Wednesday, April 13, 2022

The Scarred Woman by Jussi Adler-Olsen

 

(pb; 2017: seventh book in the Department Q series. Translated from the Danish by William Frost.)

From the inside flap

“Detective Carl Mørck of Department Q, Copenhagen’s cold case division, meets his toughest challenge yet when the dark, troubled past of one of his team members collides with a sinister unsolved murder.

“In a Copenhagen park, a woman’s body is discovered. The case bears a striking resemblance to another unsolved murder investigation from more than a decade ago, but the connection between the two victims confounds the police. Across town, a group of young women are being hunted. The attacks seem random, but could these brutal acts of violence be related? Detective Carl Mørck is charged with solving the mystery.

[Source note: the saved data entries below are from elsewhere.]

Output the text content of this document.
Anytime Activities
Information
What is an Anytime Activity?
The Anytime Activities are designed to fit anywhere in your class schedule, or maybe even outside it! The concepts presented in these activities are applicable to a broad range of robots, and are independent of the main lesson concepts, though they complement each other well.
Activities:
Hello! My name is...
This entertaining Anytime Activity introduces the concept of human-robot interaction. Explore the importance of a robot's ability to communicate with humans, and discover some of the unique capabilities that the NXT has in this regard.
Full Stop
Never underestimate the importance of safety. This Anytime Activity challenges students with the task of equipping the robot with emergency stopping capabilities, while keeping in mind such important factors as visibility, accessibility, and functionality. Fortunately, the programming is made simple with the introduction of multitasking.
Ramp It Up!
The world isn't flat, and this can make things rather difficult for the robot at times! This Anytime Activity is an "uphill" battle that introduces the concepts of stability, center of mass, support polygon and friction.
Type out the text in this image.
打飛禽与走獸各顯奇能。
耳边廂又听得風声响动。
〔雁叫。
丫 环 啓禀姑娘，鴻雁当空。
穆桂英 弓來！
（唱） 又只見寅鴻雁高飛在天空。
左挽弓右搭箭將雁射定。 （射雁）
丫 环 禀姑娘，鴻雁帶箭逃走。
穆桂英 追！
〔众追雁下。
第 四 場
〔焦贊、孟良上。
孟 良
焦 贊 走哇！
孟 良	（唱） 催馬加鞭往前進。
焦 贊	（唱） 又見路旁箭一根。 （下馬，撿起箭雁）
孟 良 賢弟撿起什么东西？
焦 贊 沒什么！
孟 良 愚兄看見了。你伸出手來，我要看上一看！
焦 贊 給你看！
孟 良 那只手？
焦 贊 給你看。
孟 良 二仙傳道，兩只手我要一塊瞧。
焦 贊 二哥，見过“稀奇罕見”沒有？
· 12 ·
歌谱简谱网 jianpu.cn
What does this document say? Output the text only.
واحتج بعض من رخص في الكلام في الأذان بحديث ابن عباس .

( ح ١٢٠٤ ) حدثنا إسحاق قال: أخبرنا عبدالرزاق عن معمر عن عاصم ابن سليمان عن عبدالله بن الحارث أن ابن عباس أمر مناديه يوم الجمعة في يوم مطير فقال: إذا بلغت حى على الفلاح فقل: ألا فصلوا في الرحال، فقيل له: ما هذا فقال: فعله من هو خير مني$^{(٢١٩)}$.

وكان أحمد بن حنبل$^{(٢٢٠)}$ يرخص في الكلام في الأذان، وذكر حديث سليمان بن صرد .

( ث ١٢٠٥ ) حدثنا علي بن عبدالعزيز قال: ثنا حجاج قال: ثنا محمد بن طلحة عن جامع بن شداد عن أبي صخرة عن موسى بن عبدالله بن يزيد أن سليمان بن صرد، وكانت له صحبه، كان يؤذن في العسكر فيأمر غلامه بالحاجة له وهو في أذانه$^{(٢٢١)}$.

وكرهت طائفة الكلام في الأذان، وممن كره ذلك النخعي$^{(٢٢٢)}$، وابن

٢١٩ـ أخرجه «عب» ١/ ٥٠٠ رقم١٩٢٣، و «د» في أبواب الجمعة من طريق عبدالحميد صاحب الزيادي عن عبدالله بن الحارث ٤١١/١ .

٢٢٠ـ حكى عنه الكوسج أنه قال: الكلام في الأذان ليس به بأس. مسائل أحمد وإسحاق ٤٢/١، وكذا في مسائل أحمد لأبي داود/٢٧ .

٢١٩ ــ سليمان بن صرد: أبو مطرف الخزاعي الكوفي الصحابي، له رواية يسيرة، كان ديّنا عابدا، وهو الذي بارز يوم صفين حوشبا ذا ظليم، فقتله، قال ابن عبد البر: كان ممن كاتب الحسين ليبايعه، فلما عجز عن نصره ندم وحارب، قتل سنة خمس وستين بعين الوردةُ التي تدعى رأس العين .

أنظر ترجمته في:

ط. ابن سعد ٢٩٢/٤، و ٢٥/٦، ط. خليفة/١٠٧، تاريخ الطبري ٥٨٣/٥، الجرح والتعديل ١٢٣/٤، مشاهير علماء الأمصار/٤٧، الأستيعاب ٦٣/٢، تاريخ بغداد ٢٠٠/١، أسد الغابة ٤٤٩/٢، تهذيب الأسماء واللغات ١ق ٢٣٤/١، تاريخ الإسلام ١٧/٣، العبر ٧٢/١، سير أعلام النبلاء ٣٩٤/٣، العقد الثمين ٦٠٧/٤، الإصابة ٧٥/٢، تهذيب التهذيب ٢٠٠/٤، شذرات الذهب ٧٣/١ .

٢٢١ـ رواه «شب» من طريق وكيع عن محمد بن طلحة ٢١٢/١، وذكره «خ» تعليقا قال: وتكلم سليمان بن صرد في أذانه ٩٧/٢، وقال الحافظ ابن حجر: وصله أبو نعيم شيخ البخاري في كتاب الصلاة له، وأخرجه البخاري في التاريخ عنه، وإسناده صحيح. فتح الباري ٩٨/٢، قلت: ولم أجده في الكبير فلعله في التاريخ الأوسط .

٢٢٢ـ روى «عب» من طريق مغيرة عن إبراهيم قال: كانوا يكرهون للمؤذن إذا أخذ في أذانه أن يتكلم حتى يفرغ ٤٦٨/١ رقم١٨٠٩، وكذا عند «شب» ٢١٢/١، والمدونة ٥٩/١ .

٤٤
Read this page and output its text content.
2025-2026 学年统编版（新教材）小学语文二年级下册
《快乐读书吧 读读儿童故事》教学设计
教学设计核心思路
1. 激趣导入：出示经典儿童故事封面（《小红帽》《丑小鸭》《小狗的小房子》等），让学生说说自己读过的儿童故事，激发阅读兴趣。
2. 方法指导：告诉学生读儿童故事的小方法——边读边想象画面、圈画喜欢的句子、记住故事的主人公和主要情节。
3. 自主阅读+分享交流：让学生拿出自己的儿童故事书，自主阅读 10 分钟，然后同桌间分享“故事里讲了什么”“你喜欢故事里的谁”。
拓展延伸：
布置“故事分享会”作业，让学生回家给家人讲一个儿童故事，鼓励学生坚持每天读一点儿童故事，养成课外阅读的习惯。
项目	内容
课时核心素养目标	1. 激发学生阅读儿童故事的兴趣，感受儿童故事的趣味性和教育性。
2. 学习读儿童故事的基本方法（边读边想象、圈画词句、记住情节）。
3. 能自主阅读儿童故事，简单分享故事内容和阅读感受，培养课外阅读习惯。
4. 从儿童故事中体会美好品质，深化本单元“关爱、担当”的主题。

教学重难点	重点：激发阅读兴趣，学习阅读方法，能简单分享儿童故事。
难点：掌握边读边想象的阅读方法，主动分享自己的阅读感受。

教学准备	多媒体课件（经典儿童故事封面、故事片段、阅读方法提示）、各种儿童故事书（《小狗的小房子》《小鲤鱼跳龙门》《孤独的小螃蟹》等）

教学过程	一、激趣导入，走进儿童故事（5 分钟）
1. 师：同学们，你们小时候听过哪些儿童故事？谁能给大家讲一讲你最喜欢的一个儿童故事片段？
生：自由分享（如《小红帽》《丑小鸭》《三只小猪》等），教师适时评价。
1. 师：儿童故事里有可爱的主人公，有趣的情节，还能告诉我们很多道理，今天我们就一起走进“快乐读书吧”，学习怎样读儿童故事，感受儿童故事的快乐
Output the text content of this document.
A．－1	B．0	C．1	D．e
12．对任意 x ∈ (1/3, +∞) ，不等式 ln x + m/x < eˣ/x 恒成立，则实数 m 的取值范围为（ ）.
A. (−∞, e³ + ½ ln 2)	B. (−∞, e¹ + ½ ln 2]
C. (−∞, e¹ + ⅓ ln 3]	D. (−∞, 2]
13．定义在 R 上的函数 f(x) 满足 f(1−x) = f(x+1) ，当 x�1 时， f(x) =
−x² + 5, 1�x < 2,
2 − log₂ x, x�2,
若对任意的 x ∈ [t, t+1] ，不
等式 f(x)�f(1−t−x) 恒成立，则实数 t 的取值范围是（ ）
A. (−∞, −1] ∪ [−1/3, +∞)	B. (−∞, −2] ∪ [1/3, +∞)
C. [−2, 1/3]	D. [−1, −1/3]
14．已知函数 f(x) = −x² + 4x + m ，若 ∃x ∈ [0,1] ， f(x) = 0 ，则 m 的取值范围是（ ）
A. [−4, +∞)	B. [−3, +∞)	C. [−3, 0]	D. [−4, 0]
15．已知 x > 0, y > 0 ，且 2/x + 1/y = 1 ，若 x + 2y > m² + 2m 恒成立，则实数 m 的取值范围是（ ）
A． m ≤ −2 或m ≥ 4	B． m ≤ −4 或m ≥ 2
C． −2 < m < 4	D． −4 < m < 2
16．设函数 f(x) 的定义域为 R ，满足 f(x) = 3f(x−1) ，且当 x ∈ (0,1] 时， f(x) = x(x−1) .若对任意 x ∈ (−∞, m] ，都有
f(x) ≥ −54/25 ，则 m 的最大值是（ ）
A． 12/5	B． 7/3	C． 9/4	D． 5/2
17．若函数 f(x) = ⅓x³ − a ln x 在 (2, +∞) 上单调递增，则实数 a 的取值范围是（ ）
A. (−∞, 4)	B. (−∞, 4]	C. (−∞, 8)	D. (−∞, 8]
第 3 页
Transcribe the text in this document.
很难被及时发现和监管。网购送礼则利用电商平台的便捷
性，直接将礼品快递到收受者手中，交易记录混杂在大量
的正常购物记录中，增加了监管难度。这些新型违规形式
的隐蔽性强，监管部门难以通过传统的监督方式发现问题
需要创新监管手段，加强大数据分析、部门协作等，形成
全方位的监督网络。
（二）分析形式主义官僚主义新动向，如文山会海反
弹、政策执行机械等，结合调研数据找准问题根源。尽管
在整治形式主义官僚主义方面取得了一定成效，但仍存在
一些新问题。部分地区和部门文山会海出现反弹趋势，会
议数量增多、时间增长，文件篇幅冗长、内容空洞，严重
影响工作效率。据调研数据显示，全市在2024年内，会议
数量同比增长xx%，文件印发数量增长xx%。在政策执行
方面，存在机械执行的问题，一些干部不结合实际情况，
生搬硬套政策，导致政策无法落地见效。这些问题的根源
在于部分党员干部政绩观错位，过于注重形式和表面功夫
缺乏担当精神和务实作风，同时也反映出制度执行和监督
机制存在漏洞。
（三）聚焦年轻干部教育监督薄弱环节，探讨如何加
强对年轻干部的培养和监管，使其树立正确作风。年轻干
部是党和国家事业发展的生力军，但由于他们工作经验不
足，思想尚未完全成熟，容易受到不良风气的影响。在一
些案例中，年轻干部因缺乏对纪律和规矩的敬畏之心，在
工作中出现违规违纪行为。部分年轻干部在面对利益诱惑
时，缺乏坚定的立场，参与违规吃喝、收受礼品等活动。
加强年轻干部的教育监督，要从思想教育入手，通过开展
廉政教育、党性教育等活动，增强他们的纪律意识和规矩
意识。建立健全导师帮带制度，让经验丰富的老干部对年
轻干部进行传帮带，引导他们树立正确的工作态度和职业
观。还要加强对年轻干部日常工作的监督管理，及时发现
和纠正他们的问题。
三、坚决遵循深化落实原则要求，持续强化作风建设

“Back at headquarters, Carl and his team are under pressure to deliver results: failure to meet his supervisors’ expectations will mean the end of Department Q. Solving the case, however, is not their only concern. After an earlier breakdown, their colleague Rose [Knudsen], is still struggling to deal with the reemergence of her past─a past in which a terrible crime may have been committed. It is up to Carl and his team to uncove the dark and violent truth at the heart of Rose’s childhood, while working the cases that will define their careers before it is too late.”

 

Review

A social worker, sick of the slutty layabouts she is forced to deal with, decides to start offing a few of them. Meanwhile, Rose Knudsen, one of Department Q’s key investigators, has a multiple-personality crisis stemming from the events of The Hanging Girl, a crisis that that threatens not only her role within the department, but her continued breath.

This seventh Department Q novel is an especially emotional entry in the series, and like its preceding books, deftly juggles multiple cases─which may or may not be linked─and elements that come together in a satisfactory, well-paced and entertaining manner. Another great police procedural-hybrid-genre read, Scarred is worth owning. Followed by Victim 2117.